Qu’est-ce qui attire les papillons mâles sinon l’odeur des effluves sexuels ? Et s’ils le sont, c’est en vertu des automatismes de la mémoire inscrits dans le code génétique. La plupart des êtres humains sont inconsciemment victimes de processus que leur dictent leurs mémoires accumulées. L’amour humain, s’il peut être révélateur et exaltant, peut comporter une part de piège. Ce n’est certes pas le corps humain qui doit être accusé de perfidie mais l’ensemble des créations mentales que suggèrent les mémoires accumulées.

Là se situe le piège. Le rôle des mémoires accumulées est de première importance dans notre identification, non seulement à nos pensées mais surtout au corps et à l’attrait mutuel des corps conditionnés par les mêmes pulsions.

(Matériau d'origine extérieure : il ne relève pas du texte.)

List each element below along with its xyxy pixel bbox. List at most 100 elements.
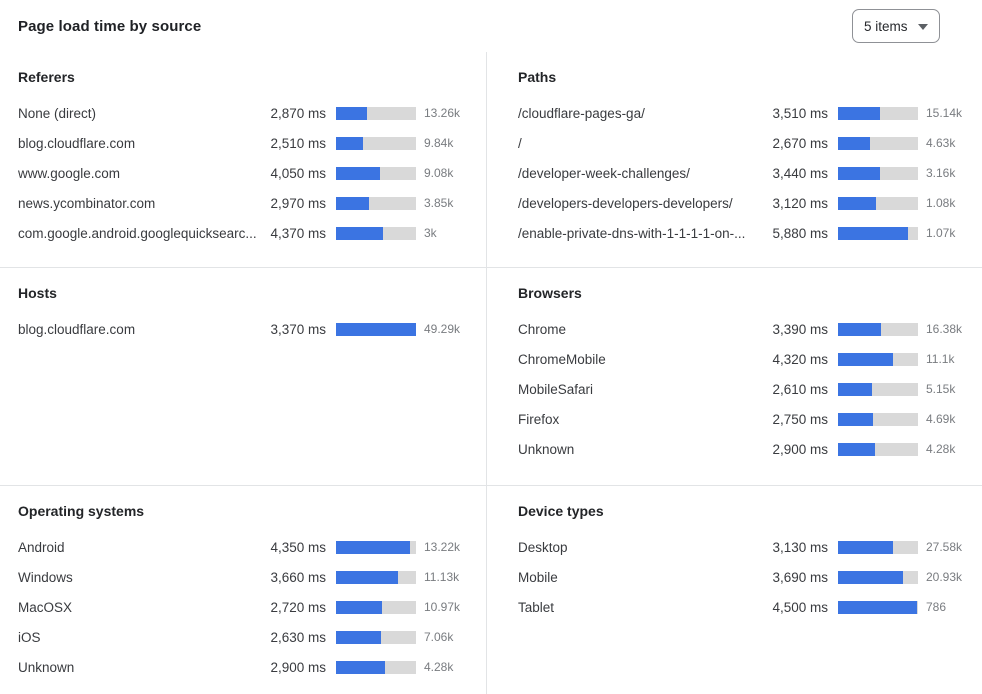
stat-bar-fill xyxy=(336,166,380,180)
stat-bar xyxy=(838,442,918,456)
stat-row[interactable]: Android 4,350 ms 13.22k xyxy=(18,532,468,562)
stat-value-ms: 2,870 ms xyxy=(270,105,326,121)
stat-row[interactable]: Windows 3,660 ms 11.13k xyxy=(18,562,468,592)
stat-value-ms: 4,320 ms xyxy=(772,351,828,367)
items-count-dropdown[interactable]: 5 items xyxy=(852,9,940,43)
referers-list: None (direct) 2,870 ms 13.26k blog.cloud… xyxy=(18,98,468,248)
stat-value-ms: 4,370 ms xyxy=(270,225,326,241)
stat-value-ms: 2,750 ms xyxy=(772,411,828,427)
stat-bar xyxy=(336,196,416,210)
panel-title-referers: Referers xyxy=(18,69,75,85)
stat-bar-fill xyxy=(336,136,364,150)
stat-count: 15.14k xyxy=(926,106,963,120)
stat-label: iOS xyxy=(18,629,41,645)
stat-label: Chrome xyxy=(518,321,567,337)
stat-count: 4.28k xyxy=(926,442,956,456)
stat-count: 11.13k xyxy=(424,570,460,584)
stat-bar-fill xyxy=(838,540,894,554)
stat-bar xyxy=(838,570,918,584)
stat-label: / xyxy=(518,135,522,151)
stat-value-ms: 4,350 ms xyxy=(270,539,326,555)
stat-row[interactable]: Unknown 2,900 ms 4.28k xyxy=(518,434,970,464)
stat-row[interactable]: Firefox 2,750 ms 4.69k xyxy=(518,404,970,434)
stat-count: 5.15k xyxy=(926,382,956,396)
stat-count: 7.06k xyxy=(424,630,454,644)
stat-value-ms: 2,610 ms xyxy=(772,381,828,397)
stat-label: /developers-developers-developers/ xyxy=(518,195,733,211)
stat-row[interactable]: ChromeMobile 4,320 ms 11.1k xyxy=(518,344,970,374)
stat-bar xyxy=(336,136,416,150)
panel-referers: Referers None (direct) 2,870 ms 13.26k b… xyxy=(0,52,486,267)
stat-bar-fill xyxy=(336,106,368,120)
stat-count: 13.22k xyxy=(424,540,461,554)
stat-bar xyxy=(336,226,416,240)
stat-row[interactable]: news.ycombinator.com 2,970 ms 3.85k xyxy=(18,188,468,218)
stat-count: 49.29k xyxy=(424,322,461,336)
stat-row[interactable]: www.google.com 4,050 ms 9.08k xyxy=(18,158,468,188)
stat-row[interactable]: com.google.android.googlequicksearc... 4… xyxy=(18,218,468,248)
stat-count: 9.84k xyxy=(424,136,454,150)
stat-label: None (direct) xyxy=(18,105,97,121)
stat-bar-fill xyxy=(336,570,399,584)
stat-row[interactable]: Desktop 3,130 ms 27.58k xyxy=(518,532,970,562)
stat-value-ms: 2,510 ms xyxy=(270,135,326,151)
stat-row[interactable]: /developer-week-challenges/ 3,440 ms 3.1… xyxy=(518,158,970,188)
stat-label: www.google.com xyxy=(18,165,121,181)
stat-label: Unknown xyxy=(518,441,575,457)
stat-bar xyxy=(838,166,918,180)
panel-browsers: Browsers Chrome 3,390 ms 16.38k ChromeMo… xyxy=(486,268,982,485)
stat-label: blog.cloudflare.com xyxy=(18,321,136,337)
panel-title-device-types: Device types xyxy=(518,503,604,519)
stat-row[interactable]: MobileSafari 2,610 ms 5.15k xyxy=(518,374,970,404)
stat-row[interactable]: /cloudflare-pages-ga/ 3,510 ms 15.14k xyxy=(518,98,970,128)
stat-bar xyxy=(336,322,416,336)
stat-value-ms: 3,510 ms xyxy=(772,105,828,121)
chevron-down-icon xyxy=(918,23,928,30)
stat-row[interactable]: Tablet 4,500 ms 786 xyxy=(518,592,970,622)
stat-row[interactable]: /enable-private-dns-with-1-1-1-1-on-... … xyxy=(518,218,970,248)
page-title: Page load time by source xyxy=(18,17,202,35)
stat-count: 3.16k xyxy=(926,166,956,180)
stat-count: 10.97k xyxy=(424,600,461,614)
stat-bar xyxy=(336,106,416,120)
stat-count: 1.08k xyxy=(926,196,956,210)
section-os-devices: Operating systems Android 4,350 ms 13.22… xyxy=(0,485,982,694)
stat-row[interactable]: None (direct) 2,870 ms 13.26k xyxy=(18,98,468,128)
stat-bar xyxy=(838,382,918,396)
stat-row[interactable]: / 2,670 ms 4.63k xyxy=(518,128,970,158)
stat-bar xyxy=(838,106,918,120)
stat-label: ChromeMobile xyxy=(518,351,606,367)
panel-hosts: Hosts blog.cloudflare.com 3,370 ms 49.29… xyxy=(0,268,486,485)
stat-bar xyxy=(838,322,918,336)
stat-bar-fill xyxy=(838,570,903,584)
stat-label: /cloudflare-pages-ga/ xyxy=(518,105,645,121)
stat-value-ms: 2,900 ms xyxy=(270,659,326,675)
stat-value-ms: 3,690 ms xyxy=(772,569,828,585)
stat-label: Mobile xyxy=(518,569,558,585)
stat-label: MobileSafari xyxy=(518,381,594,397)
stat-row[interactable]: iOS 2,630 ms 7.06k xyxy=(18,622,468,652)
stat-bar-fill xyxy=(336,600,383,614)
stat-bar-fill xyxy=(336,196,369,210)
stat-row[interactable]: Mobile 3,690 ms 20.93k xyxy=(518,562,970,592)
stat-row[interactable]: blog.cloudflare.com 2,510 ms 9.84k xyxy=(18,128,468,158)
stat-row[interactable]: Unknown 2,900 ms 4.28k xyxy=(18,652,468,682)
panel-header: Page load time by source 5 items xyxy=(0,0,982,52)
stat-value-ms: 2,970 ms xyxy=(270,195,326,211)
stat-value-ms: 3,390 ms xyxy=(772,321,828,337)
stat-bar xyxy=(336,540,416,554)
stat-row[interactable]: Chrome 3,390 ms 16.38k xyxy=(518,314,970,344)
stat-row[interactable]: blog.cloudflare.com 3,370 ms 49.29k xyxy=(18,314,468,344)
stat-bar-fill xyxy=(838,600,918,614)
stat-row[interactable]: MacOSX 2,720 ms 10.97k xyxy=(18,592,468,622)
stat-count: 786 xyxy=(926,600,947,614)
stat-value-ms: 4,500 ms xyxy=(772,599,828,615)
stat-row[interactable]: /developers-developers-developers/ 3,120… xyxy=(518,188,970,218)
stat-value-ms: 3,440 ms xyxy=(772,165,828,181)
stat-bar xyxy=(336,600,416,614)
stat-bar-fill xyxy=(336,322,416,336)
stat-count: 4.28k xyxy=(424,660,454,674)
stat-count: 11.1k xyxy=(926,352,955,366)
stat-bar-fill xyxy=(838,166,880,180)
stat-value-ms: 3,660 ms xyxy=(270,569,326,585)
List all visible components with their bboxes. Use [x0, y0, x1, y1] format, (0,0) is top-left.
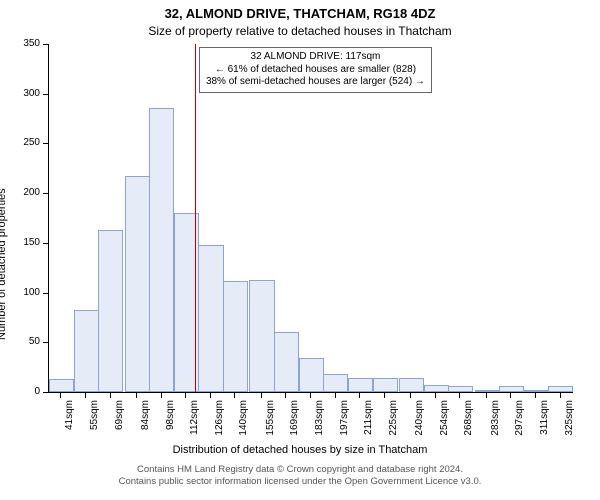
x-tick-label: 155sqm: [265, 400, 276, 440]
x-tick-label: 126sqm: [214, 400, 225, 440]
x-tick-label: 98sqm: [165, 400, 176, 440]
x-tick-label: 254sqm: [439, 400, 450, 440]
x-tick-mark: [161, 393, 162, 398]
x-tick-mark: [185, 393, 186, 398]
x-tick-label: 311sqm: [539, 400, 550, 440]
x-tick-label: 197sqm: [339, 400, 350, 440]
reference-line: [195, 44, 196, 392]
histogram-bar: [475, 390, 500, 392]
y-tick-mark: [43, 342, 48, 343]
histogram-bar: [348, 378, 373, 392]
x-tick-label: 240sqm: [414, 400, 425, 440]
annotation-line: ← 61% of detached houses are smaller (82…: [206, 64, 425, 77]
x-tick-mark: [535, 393, 536, 398]
y-tick-mark: [43, 243, 48, 244]
x-tick-mark: [435, 393, 436, 398]
footer-line-2: Contains public sector information licen…: [119, 476, 482, 487]
x-tick-mark: [510, 393, 511, 398]
plot-area: 32 ALMOND DRIVE: 117sqm← 61% of detached…: [48, 44, 573, 393]
histogram-bar: [223, 281, 248, 392]
x-tick-mark: [560, 393, 561, 398]
histogram-bar: [448, 386, 473, 392]
chart-subtitle: Size of property relative to detached ho…: [0, 24, 600, 38]
x-tick-label: 112sqm: [189, 400, 200, 440]
x-tick-label: 183sqm: [314, 400, 325, 440]
x-tick-mark: [110, 393, 111, 398]
x-tick-mark: [486, 393, 487, 398]
annotation-box: 32 ALMOND DRIVE: 117sqm← 61% of detached…: [199, 47, 432, 93]
attribution-footer: Contains HM Land Registry data © Crown c…: [0, 464, 600, 488]
x-tick-label: 55sqm: [89, 400, 100, 440]
histogram-bar: [323, 374, 348, 392]
y-tick-label: 0: [10, 386, 40, 397]
y-tick-mark: [43, 193, 48, 194]
x-tick-mark: [210, 393, 211, 398]
histogram-bar: [424, 385, 449, 392]
histogram-bar: [74, 310, 99, 392]
x-tick-label: 268sqm: [463, 400, 474, 440]
x-tick-label: 69sqm: [114, 400, 125, 440]
x-tick-mark: [359, 393, 360, 398]
y-tick-label: 300: [10, 88, 40, 99]
histogram-bar: [548, 386, 573, 392]
histogram-bar: [299, 358, 324, 392]
y-tick-mark: [43, 143, 48, 144]
y-tick-label: 250: [10, 137, 40, 148]
x-tick-label: 41sqm: [64, 400, 75, 440]
y-tick-mark: [43, 293, 48, 294]
histogram-bar: [149, 108, 174, 392]
y-axis-label: Number of detached properties: [0, 188, 8, 340]
histogram-bar: [373, 378, 398, 392]
x-tick-mark: [410, 393, 411, 398]
histogram-bar: [49, 379, 74, 392]
x-tick-label: 283sqm: [490, 400, 501, 440]
x-axis-label: Distribution of detached houses by size …: [0, 444, 600, 456]
chart-title: 32, ALMOND DRIVE, THATCHAM, RG18 4DZ: [0, 6, 600, 21]
x-tick-mark: [335, 393, 336, 398]
y-tick-mark: [43, 44, 48, 45]
x-tick-label: 84sqm: [140, 400, 151, 440]
x-tick-mark: [85, 393, 86, 398]
x-tick-mark: [310, 393, 311, 398]
histogram-bar: [399, 378, 424, 392]
histogram-bar: [249, 280, 274, 392]
x-tick-mark: [384, 393, 385, 398]
histogram-bar: [198, 245, 223, 392]
x-tick-label: 325sqm: [564, 400, 575, 440]
x-tick-mark: [261, 393, 262, 398]
histogram-bar: [125, 176, 150, 392]
x-tick-mark: [136, 393, 137, 398]
y-tick-label: 100: [10, 287, 40, 298]
y-tick-label: 350: [10, 38, 40, 49]
annotation-line: 38% of semi-detached houses are larger (…: [206, 76, 425, 89]
x-tick-mark: [234, 393, 235, 398]
x-tick-label: 297sqm: [514, 400, 525, 440]
histogram-bar: [98, 230, 123, 392]
footer-line-1: Contains HM Land Registry data © Crown c…: [137, 464, 463, 475]
x-tick-label: 140sqm: [238, 400, 249, 440]
y-tick-label: 150: [10, 237, 40, 248]
histogram-bar: [274, 332, 299, 392]
y-tick-mark: [43, 392, 48, 393]
y-tick-mark: [43, 94, 48, 95]
x-tick-mark: [285, 393, 286, 398]
histogram-bar: [524, 390, 549, 392]
histogram-bar: [499, 386, 524, 392]
x-tick-label: 225sqm: [388, 400, 399, 440]
y-tick-label: 50: [10, 336, 40, 347]
y-tick-label: 200: [10, 187, 40, 198]
x-tick-label: 169sqm: [289, 400, 300, 440]
x-tick-mark: [459, 393, 460, 398]
x-tick-mark: [60, 393, 61, 398]
annotation-line: 32 ALMOND DRIVE: 117sqm: [206, 51, 425, 64]
x-tick-label: 211sqm: [363, 400, 374, 440]
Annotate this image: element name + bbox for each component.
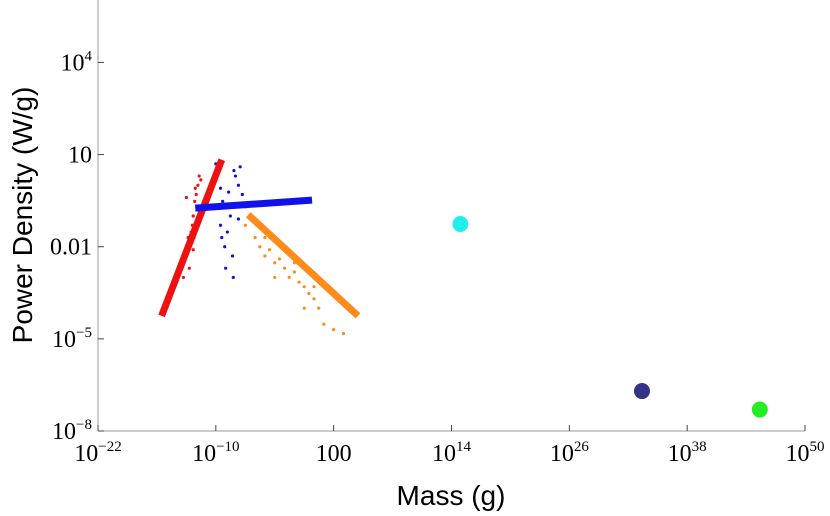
data-point [220, 235, 224, 240]
data-point [238, 165, 242, 169]
data-point [302, 285, 306, 289]
data-point [218, 223, 223, 227]
data-point [193, 199, 197, 203]
data-point [236, 183, 241, 187]
data-point [193, 186, 197, 190]
data-point [312, 285, 316, 289]
data-point [194, 192, 198, 197]
x-tick-label: 10−22 [74, 439, 121, 467]
data-point [302, 306, 306, 310]
data-point [317, 306, 321, 310]
data-point [181, 275, 186, 280]
x-tick-label: 1038 [668, 439, 707, 467]
x-tick-label: 10−10 [192, 439, 239, 467]
y-axis-label: Power Density (W/g) [7, 87, 38, 344]
data-point [225, 230, 229, 234]
data-point [273, 275, 277, 280]
data-point [233, 174, 238, 178]
fit-line [245, 212, 361, 319]
x-tick-label: 1050 [786, 439, 825, 467]
y-tick-label: 0.01 [50, 235, 92, 261]
x-tick-label: 1014 [432, 439, 472, 467]
data-point [196, 183, 200, 187]
y-tick-label: 104 [61, 48, 93, 76]
data-point [218, 186, 223, 190]
data-point [236, 217, 241, 221]
data-point [273, 261, 277, 265]
data-point [633, 383, 650, 400]
data-point [187, 266, 191, 270]
y-tick-label: 10−8 [52, 417, 92, 445]
y-tick-label: 10−5 [52, 325, 92, 353]
data-point [223, 245, 227, 249]
data-point [263, 254, 267, 258]
data-point [243, 223, 247, 227]
data-point [221, 199, 225, 203]
data-point [332, 328, 336, 332]
fit-line [158, 158, 226, 318]
data-point [312, 297, 316, 301]
x-tick-label: 1026 [550, 439, 590, 467]
data-point [287, 275, 291, 280]
x-axis-label: Mass (g) [397, 480, 506, 511]
data-point [191, 214, 195, 218]
data-point [230, 254, 235, 258]
data-point [297, 280, 301, 284]
data-point [199, 178, 203, 182]
data-point [231, 275, 235, 280]
data-point [282, 266, 287, 270]
data-point [184, 195, 188, 200]
data-point [258, 245, 262, 249]
data-point [322, 322, 326, 326]
data-point [228, 214, 232, 218]
data-point [197, 174, 201, 178]
data-point [268, 248, 272, 252]
data-point [253, 235, 257, 240]
data-point [240, 192, 244, 197]
data-point [292, 270, 296, 274]
data-point [341, 331, 346, 336]
fit-line [195, 196, 313, 212]
y-tick-label: 10 [68, 143, 92, 169]
data-point [232, 169, 236, 173]
data-point [452, 215, 469, 232]
x-tick-label: 100 [316, 441, 352, 467]
data-point [191, 248, 195, 252]
data-point [224, 266, 228, 270]
data-point [227, 190, 231, 194]
data-point [751, 401, 768, 418]
data-point [263, 235, 267, 240]
data-point [277, 257, 282, 261]
data-point [307, 291, 311, 296]
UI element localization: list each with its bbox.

Le professeur Ruyer met en évidence la position philosophique des gnostiques à l’égard de la notion de corps dans la « Gnose de Princeton ». Il déclare : (p. 35)
« La Gnose prend le contrepied du scientisme matérialiste. Tous les êtres sont conscients, signifiants. Non seulement leur « corps » (leur envers visible) n’est qu’un aspect superficiel pour un « voyeur » extérieur à eux, mais ils n’ont pas de corps, ils ne sont pas « corps». Ils sont tout endroit. Ils n’ont un envers, un corps, que les uns pour les autres. Ils se voient et se voyant, ils se transforment mutuellement en choses vues. L’existence corporelle n’est jamais qu’une illusion, un sous-produit de la connaissance perceptive. »

Telles sont les raisons pour lesquelles il était écrit dans le Vigyan Bhairava et le Socha Tantra (textes indiens datant de 4.000 ans) : « Au départ d’une union sexuelle, sois attentif à l’embrasement dans le début, et ainsi, en continuant, évite les cendres dans la fin. Lorsque dans une telle étreinte tes sens sont agités comme des feuilles, pénètre (à l’intérieur) de cette agitation. Même, te souvenant de l’union, en l’absence de l’étreinte, que la transformation essentielle ait lieu. »

Ce n’est donc que par la vigilance que nous pouvons nous libérer des pièges que nous tendent la perfidie des objets et des corps.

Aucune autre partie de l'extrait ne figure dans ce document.